City On Fire

May 11, 2007


A few nights ago I sat in my living room and watched on TV a fire that was ravaging over 800 acres of land less than four miles from my house. Griffith Park was burning, and while I wasn’t one of the homes right on the perimeter of the park I could see the smoke billowing over the hills above my neighborhood. The smell in the air was reminiscent of old campfires where you used to sit around and toast marshmallows, and if you were lucky someone had brough a guitar and could actually harmonize with you. Only it was magnified by a thousand percent. And not nearly as pleasant. And there were not s’mores at the end.

I’m being flip, but in that scary evening I felt real panic. I now know that a fire’s burning through four miles of city streets is much more difficult than its burning through 800 acres of wild brush. I now understand that, dry though it is in this city right now, the fire would have had to jump a city freeway AND the LA river in order to get to my house. But in the wee small hours of that long night, I was making my list.
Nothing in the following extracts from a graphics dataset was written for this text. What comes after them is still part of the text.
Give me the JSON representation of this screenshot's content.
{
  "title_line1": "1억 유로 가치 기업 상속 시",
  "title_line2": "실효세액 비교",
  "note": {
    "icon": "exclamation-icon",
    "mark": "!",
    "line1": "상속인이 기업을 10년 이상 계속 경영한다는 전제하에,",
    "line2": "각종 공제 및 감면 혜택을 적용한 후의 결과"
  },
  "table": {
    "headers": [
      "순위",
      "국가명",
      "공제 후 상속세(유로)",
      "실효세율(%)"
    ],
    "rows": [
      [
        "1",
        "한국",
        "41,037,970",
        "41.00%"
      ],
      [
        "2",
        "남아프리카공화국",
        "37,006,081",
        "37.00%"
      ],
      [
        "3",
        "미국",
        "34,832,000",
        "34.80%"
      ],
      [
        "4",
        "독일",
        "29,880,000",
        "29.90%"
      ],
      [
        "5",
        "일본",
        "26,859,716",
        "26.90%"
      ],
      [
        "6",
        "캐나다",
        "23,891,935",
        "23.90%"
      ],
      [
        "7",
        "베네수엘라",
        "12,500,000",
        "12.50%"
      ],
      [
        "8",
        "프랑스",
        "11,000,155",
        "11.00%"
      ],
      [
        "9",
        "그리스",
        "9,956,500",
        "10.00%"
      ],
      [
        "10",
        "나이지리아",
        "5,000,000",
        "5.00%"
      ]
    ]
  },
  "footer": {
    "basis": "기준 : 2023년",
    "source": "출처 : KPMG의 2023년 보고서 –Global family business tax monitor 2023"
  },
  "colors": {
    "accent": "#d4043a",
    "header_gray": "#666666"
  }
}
You don’t know until you’ve had to make it. But the question is: if you woke up in the middle of the night as someone banged on your door and told you to evacuate because your house was about to catch on fire, what would you take with you?

For, me there were only a few things. Grab the child. Grab the dog. Grab the laptop. In that order. If there’s another second, grab the passports and the birth certificates and the marriage license. If there is really time — an hour or two — there are pieces of original sheet music. Maybe some spare diapers, some bottles of water. Who knows how long we’ll be or where we’ll wind up? And, oddly enough, I thought I might need the cell phone charger because people would be trying to call and what if my cell phone died? And then… that was it. I looked around the house and I couldn’t think of anything else that we couldn’t replace or wouldn’t need immediately.

It was a shocking revelation. We are a country that rewards the accumulation of stuff. I can’t go on a trip without overstuffing a suitcase and worrying that maybe I’ve exceeded the baggage weight limit. And yet, when you really get down to it, it’s just stuff. Books. CDs. Baby’s toys. Exercise gear. Tables. Pots and pans. Clothes.

As midnight rolled around I turned off the TV (reluctantly), locked all the doors and fell asleep in my comfy bed. By morning, the fire was more or less under control and I felt silly that I had been so worried.

2 thoughts on “City On Fire”

  1. Real History Lisa on said:

    Don’t feel silly. Fire is a very real threat here in Los Angeles, and you definitely have the right priorities.

    A friend of mine recently spent time in Africa. She felt so guilty coming home to the land of over-plenty that she read by candlelight for weeks after she returned. Actually turning on the lights seemed so–egregious, I think she said.

    Nothing like an emergency to bring instant clarity. I hope you write about that in some way in some upcoming song. People are WAY too attached to things that really don’t matter, and the world is the poorer for it.

  2. -William on said:

    “…what would you take with you?” really makes me think. Your list is sweet and selfless.

    It’s such a scary thing going on in in LA and I am very very very glad you and your family are safe.